Due to the fact that for biological data these three conditions may hold only with
varying degree, differences in these tests are expected. From the two univariate and
three multivariate self-contained tests used in our previous study, only three of
them can be considered conceptually different with respect to their underlying null
hypotheses. It appears that these three null hypotheses cover the vast majority of
the current universe of all self-contained tests employed until now. Due to their
complementing null hypotheses, each test projects on different aspects of the data.

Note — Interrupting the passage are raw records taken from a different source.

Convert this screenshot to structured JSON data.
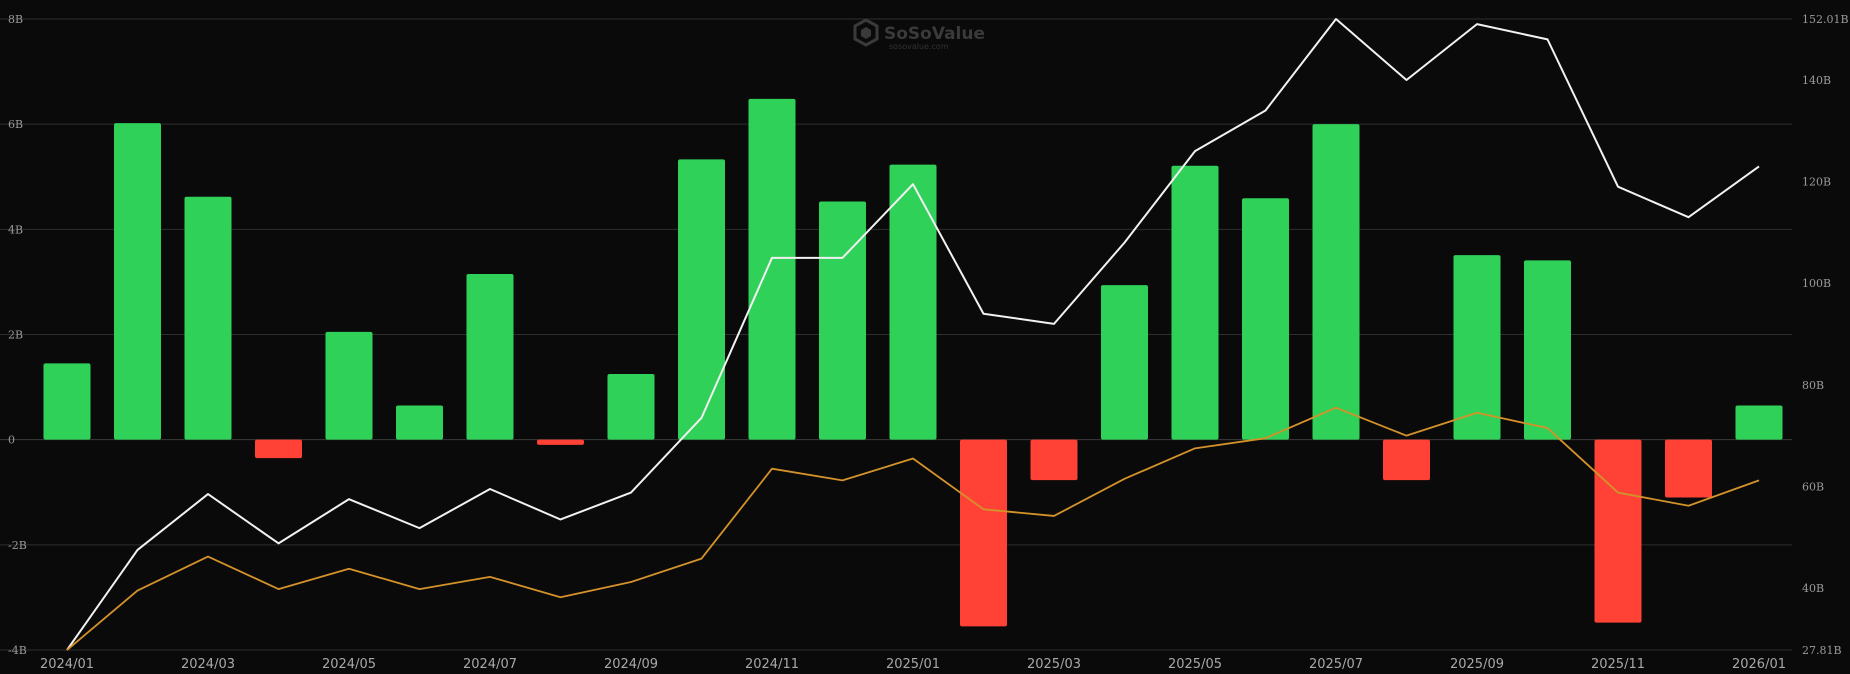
{
  "watermark": {
    "brand": "SoSoValue",
    "sub": "sosovalue.com"
  },
  "colors": {
    "background": "#0a0a0a",
    "positive_bar": "#2fd158",
    "negative_bar": "#ff4136",
    "line_white": "#f2f2f2",
    "line_orange": "#d4922a",
    "grid": "#2e2e2e"
  },
  "chart_data": {
    "type": "bar",
    "categories": [
      "2024/01",
      "2024/02",
      "2024/03",
      "2024/04",
      "2024/05",
      "2024/06",
      "2024/07",
      "2024/08",
      "2024/09",
      "2024/10",
      "2024/11",
      "2024/12",
      "2025/01",
      "2025/02",
      "2025/03",
      "2025/04",
      "2025/05",
      "2025/06",
      "2025/07",
      "2025/08",
      "2025/09",
      "2025/10",
      "2025/11",
      "2025/12",
      "2026/01"
    ],
    "x_tick_labels": [
      "2024/01",
      "2024/03",
      "2024/05",
      "2024/07",
      "2024/09",
      "2024/11",
      "2025/01",
      "2025/03",
      "2025/05",
      "2025/07",
      "2025/09",
      "2025/11",
      "2026/01"
    ],
    "left_axis": {
      "ticks": [
        "8B",
        "6B",
        "4B",
        "2B",
        "0",
        "-2B",
        "-4B"
      ],
      "tick_values": [
        8,
        6,
        4,
        2,
        0,
        -2,
        -4
      ],
      "ylim": [
        -4,
        8
      ],
      "unit": "B"
    },
    "right_axis": {
      "ticks": [
        "152.01B",
        "140B",
        "120B",
        "100B",
        "80B",
        "60B",
        "40B",
        "27.81B"
      ],
      "tick_values": [
        152.01,
        140,
        120,
        100,
        80,
        60,
        40,
        27.81
      ],
      "ylim": [
        27.81,
        152.01
      ],
      "unit": "B"
    },
    "bars": {
      "axis": "left",
      "values": [
        1.45,
        6.02,
        4.62,
        -0.35,
        2.05,
        0.65,
        3.15,
        -0.1,
        1.25,
        5.33,
        6.48,
        4.53,
        5.23,
        -3.55,
        -0.77,
        2.94,
        5.21,
        4.59,
        6.0,
        -0.77,
        3.51,
        3.41,
        -3.48,
        -1.1,
        0.65
      ]
    },
    "series": [
      {
        "type": "line",
        "axis": "right",
        "color": "#f2f2f2",
        "values": [
          27.81,
          47.5,
          58.5,
          48.8,
          57.5,
          51.8,
          59.5,
          53.5,
          58.8,
          73.5,
          105,
          105,
          119.5,
          94,
          92,
          108,
          126,
          134,
          152.01,
          140,
          151,
          148,
          119,
          113,
          123
        ]
      },
      {
        "type": "line",
        "axis": "right",
        "color": "#d4922a",
        "values": [
          27.81,
          39.5,
          46.2,
          39.8,
          43.8,
          39.8,
          42.2,
          38.2,
          41.2,
          45.8,
          63.5,
          61.2,
          65.5,
          55.5,
          54.2,
          61.5,
          67.5,
          69.5,
          75.5,
          70,
          74.5,
          71.5,
          58.8,
          56.2,
          61.2
        ]
      }
    ],
    "grid": true,
    "legend": "none"
  }
}
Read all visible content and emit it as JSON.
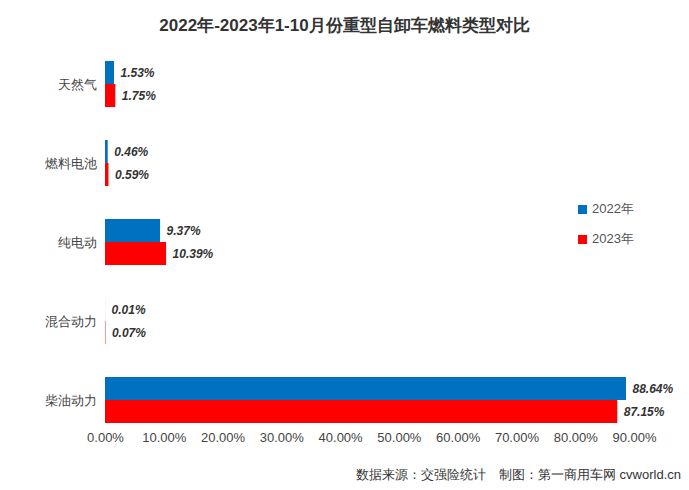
{
  "chart_data": {
    "type": "bar",
    "orientation": "horizontal",
    "title": "2022年-2023年1-10月份重型自卸车燃料类型对比",
    "caption": "数据来源：交强险统计　制图：第一商用车网 cvworld.cn",
    "categories": [
      "天然气",
      "燃料电池",
      "纯电动",
      "混合动力",
      "柴油动力"
    ],
    "series": [
      {
        "name": "2022年",
        "color": "#0070c0",
        "values": [
          1.53,
          0.46,
          9.37,
          0.01,
          88.64
        ],
        "value_labels": [
          "1.53%",
          "0.46%",
          "9.37%",
          "0.01%",
          "88.64%"
        ]
      },
      {
        "name": "2023年",
        "color": "#ff0000",
        "values": [
          1.75,
          0.59,
          10.39,
          0.07,
          87.15
        ],
        "value_labels": [
          "1.75%",
          "0.59%",
          "10.39%",
          "0.07%",
          "87.15%"
        ]
      }
    ],
    "xlim": [
      0,
      90
    ],
    "xticks": [
      {
        "value": 0,
        "label": "0.00%"
      },
      {
        "value": 10,
        "label": "10.00%"
      },
      {
        "value": 20,
        "label": "20.00%"
      },
      {
        "value": 30,
        "label": "30.00%"
      },
      {
        "value": 40,
        "label": "40.00%"
      },
      {
        "value": 50,
        "label": "50.00%"
      },
      {
        "value": 60,
        "label": "60.00%"
      },
      {
        "value": 70,
        "label": "70.00%"
      },
      {
        "value": 80,
        "label": "80.00%"
      },
      {
        "value": 90,
        "label": "90.00%"
      }
    ],
    "grid": false,
    "legend": "right",
    "data_labels": true
  }
}
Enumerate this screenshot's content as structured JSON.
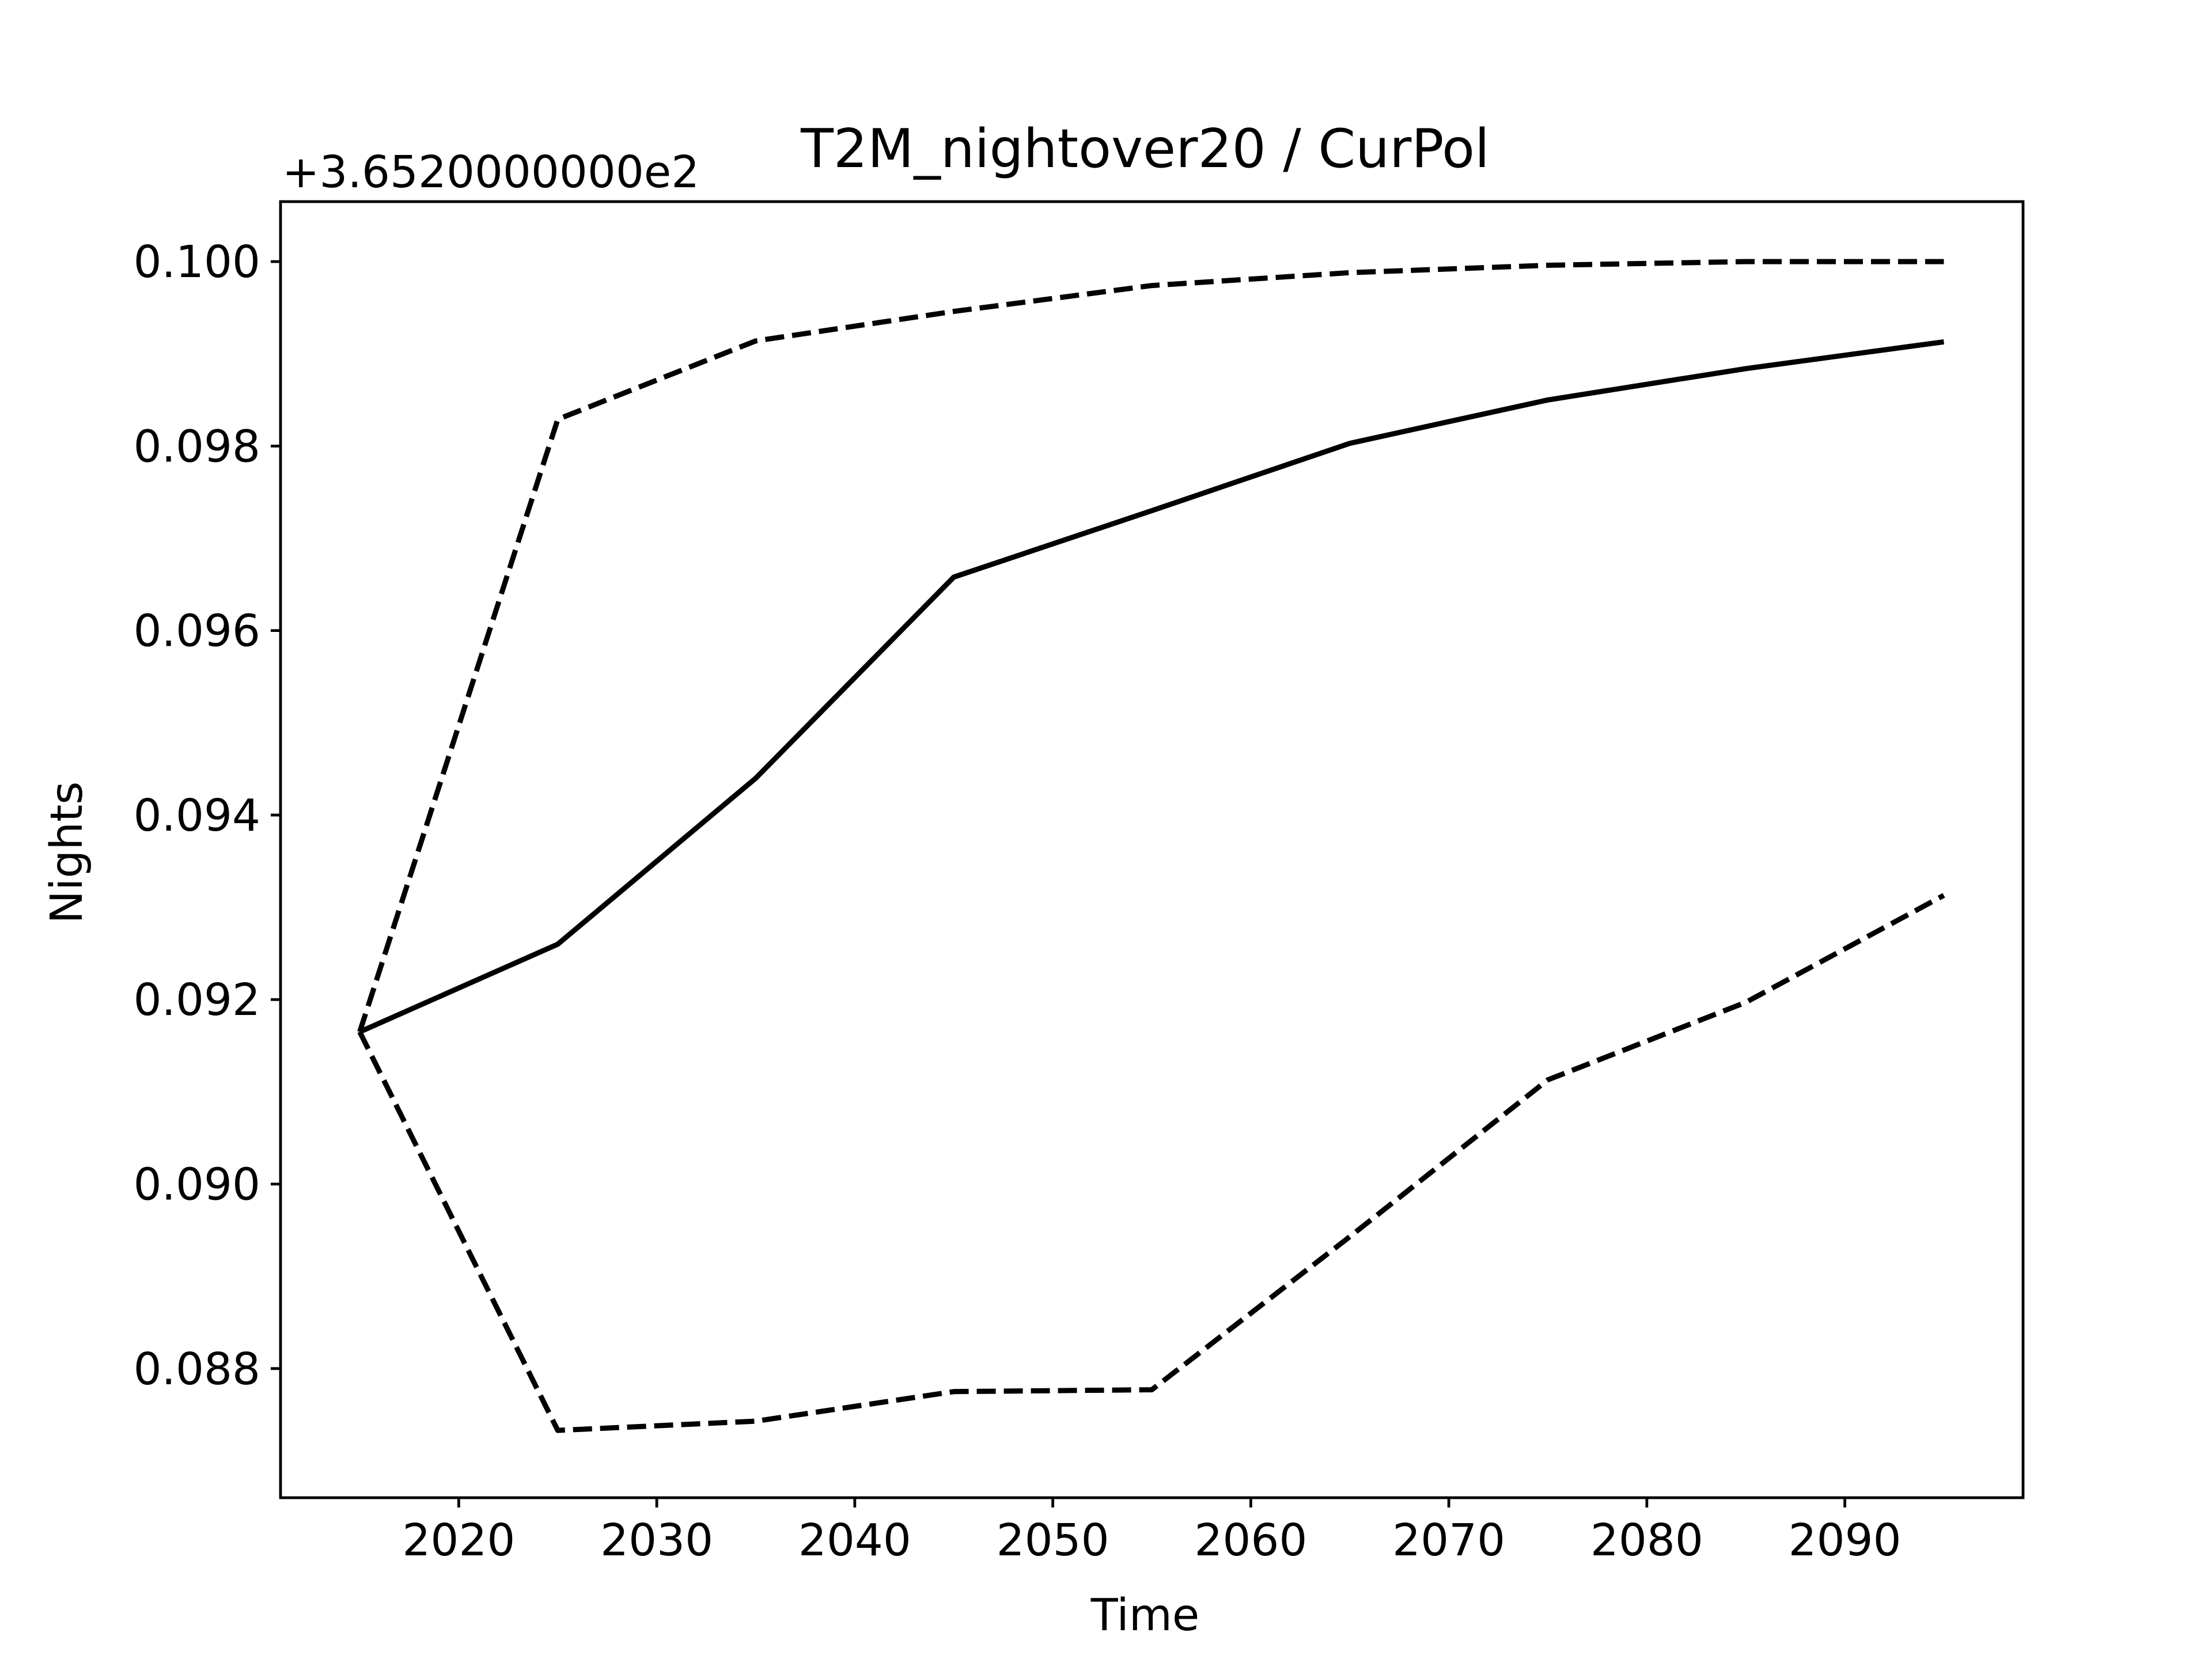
{
  "chart_data": {
    "type": "line",
    "title": "T2M_nightover20 / CurPol",
    "xlabel": "Time",
    "ylabel": "Nights",
    "y_offset_text": "+3.6520000000e2",
    "x_ticks": [
      2020,
      2030,
      2040,
      2050,
      2060,
      2070,
      2080,
      2090
    ],
    "y_ticks": [
      "0.088",
      "0.090",
      "0.092",
      "0.094",
      "0.096",
      "0.098",
      "0.100"
    ],
    "xlim": [
      2011.0,
      2099.0
    ],
    "ylim": [
      0.0866,
      0.10065
    ],
    "grid": false,
    "x": [
      2015,
      2025,
      2035,
      2045,
      2055,
      2065,
      2075,
      2085,
      2095
    ],
    "series": [
      {
        "style": "solid",
        "color": "#000000",
        "values": [
          0.09165,
          0.0926,
          0.0944,
          0.09658,
          0.0973,
          0.09803,
          0.0985,
          0.09884,
          0.09913
        ]
      },
      {
        "style": "dashed",
        "color": "#000000",
        "values": [
          0.09165,
          0.09829,
          0.09914,
          0.09946,
          0.09974,
          0.09988,
          0.09996,
          0.1,
          0.1
        ]
      },
      {
        "style": "dashed",
        "color": "#000000",
        "values": [
          0.09165,
          0.08733,
          0.08743,
          0.08775,
          0.08777,
          0.08943,
          0.09113,
          0.09197,
          0.09313
        ]
      }
    ]
  }
}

This suggests the simultaneous usage of several tests in order to gain power
compared to each of these tests individually. For technical details about pathway
approaches, the reader is referred to the following recent review papers [34], [41],
[51].
Discussion and Conclusions
The analysis of pathways or gene sets differentially expressed between phenotypes
has
became a routine approach for the analysis of gene expression data. Despite the
wealth of different methods available for such an analysis, there exist considerable
similarities among them, allowing for a systematic classification and a reduction
to
a few null hypotheses that can be tested effectively [1], [34]. Figure 1 illustrates
that at present there appear
only to be five different null hypotheses behind all pathway analysis strategies.
An
important take-home message from this is that testing all these null hypotheses
would be the most comprehensive way to highlight different aspects of the data and
increase the chances of retrieving a meaningful biological signal. In addition, it
would allow one to distill a strong biological signal, if present, in the
intersection of the results. We expect that further developments in this field will
allow for the consideration of the heterogeneity of gene expression in a gene set
and also allow for the integration of additional biological information, e.g., the
topology of a pathway [52] in the analysis. Another problem that deserves more
attention is the overlapping among gene sets that leads to complications in the
interpretation of obtained results. An enrichment map has been
suggested as a visual interpretation guide [53], but further investigations are
necessary to address the hierarchical organization among these gene sets; see also
[54], [55] for further
attempts in this direction. Finally, we would like to emphasize that despite the
fact that in this paper we focused entirely on expression data from microarray
experiments, many of the discussed methods translate to data from other technology
platforms, e.g., RNA-seq [56].
We conclude with a general note of caution. Although many of the presented methods
are available as easily usable software packages, we do not want to give the
impression that these methods should be used in a plug-and-play manner. Quite the
contrary. Each of these methods and the resulting findings need to be selected,
applied, and interpreted mindfully, paying close attention to relevant statistical
and domain-specific details in order to impede fallacious conclusions.